“That may be the most horrid thing that I have ever tasted” …was my lovely wife’s reaction to the “martini” that I have just concocted.
Before you judge me too harshly (and I know that I deserve it), please know that I work very hard to purchase and drink all of these wines for you. Know that I do it for you. I sacrifice my liver, day after day, to ensure that you know what bottles to pick up and what bottles to avoid. Sometimes…just sometimes, I don’t feel like wine. I feel like a beer. And maybe another beer. And then maybe I’ll try to make a pseudo-martini with whatever I have in my liquor cabinet - today was one of those days.
The ingredients, and no, it turns out that I’m not too proud to tell you are:
One healthy pour of Seagram’s Lime Flavored Gin (pretty awful on its own)
One splash of Taylor’s Dry Sherry (we only use it for cooking, and I didn’t have vermouth)
One splash of green olive brine
Two olives - one to eat on the spot and one for later
All were shaken, over ice and poured into our sole martini glass.

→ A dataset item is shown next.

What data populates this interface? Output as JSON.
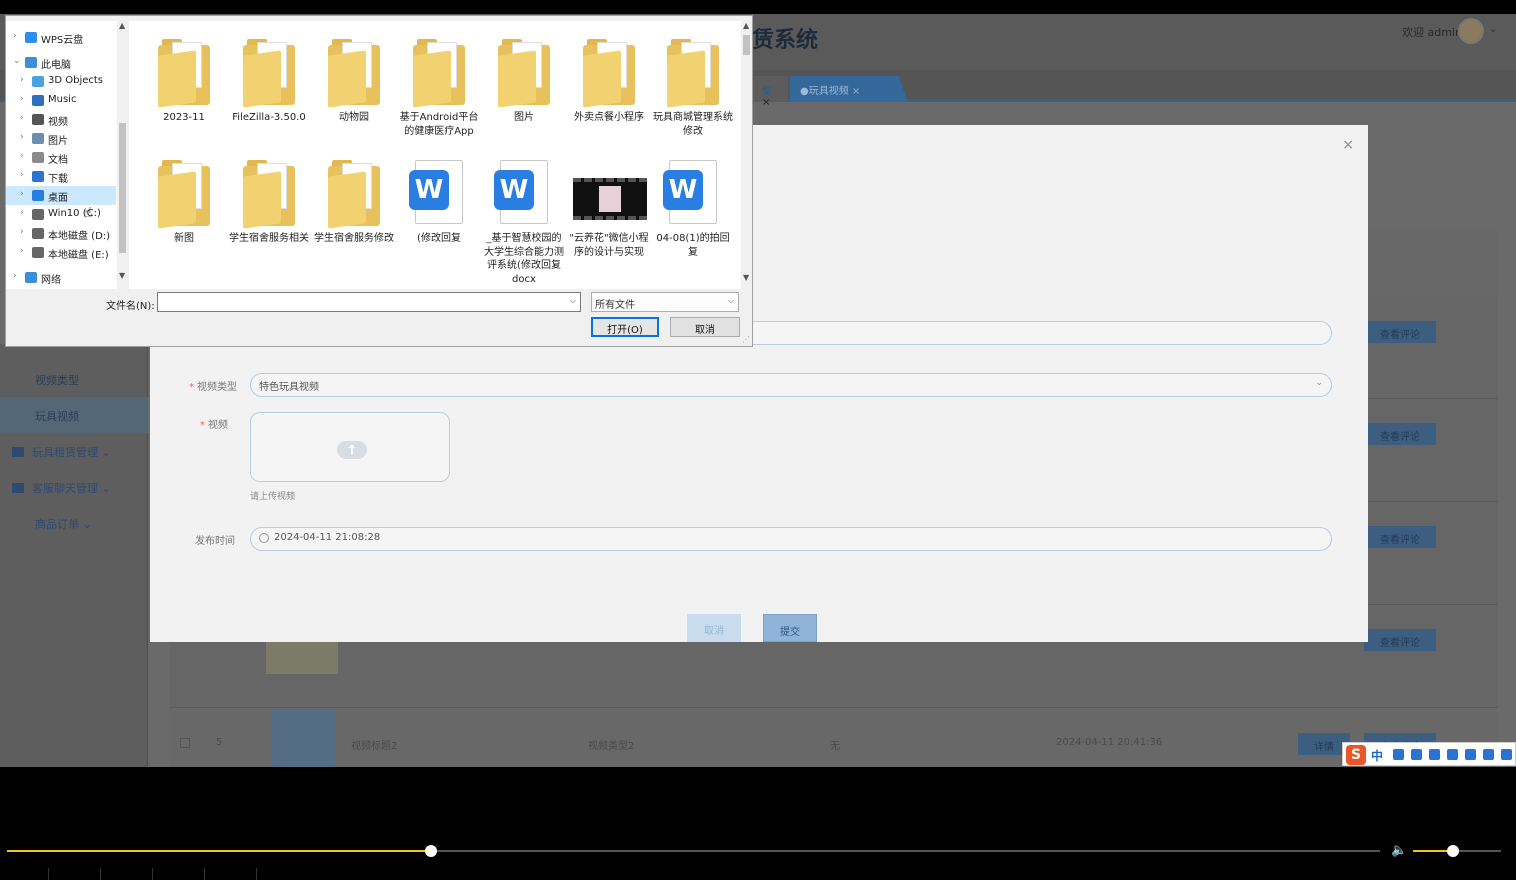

Sadly, I think that this glass is the widow of a forgotten pair of martini glasses that met their end the way most glasses die - they meet their maker at high velocity after a drunken fall. Honestly, I have no idea what happened - that’s just my best guess.
Glasses aside, how did these fine ingredients taste?
Bloody awful. I completely agree with her; this drink is shit. My punishment? My conscience, and some twisted issue with wasting alcohol, will not let me pour it out and just enjoy a gin and tonic, or another beer, or a bottle of wine. This is my torture for making such a shitty drink - I will finish it, and my guess is quite rapidly. Probably like a shot.
Happy New Year’s Eve!
-Ryan
Revision - Posted 20 minutes later
Yes, I am an idiot - I tried it again. Skip the olive juice and it tastes like cold gin with a little sherry coloring. We’re rockin’ now.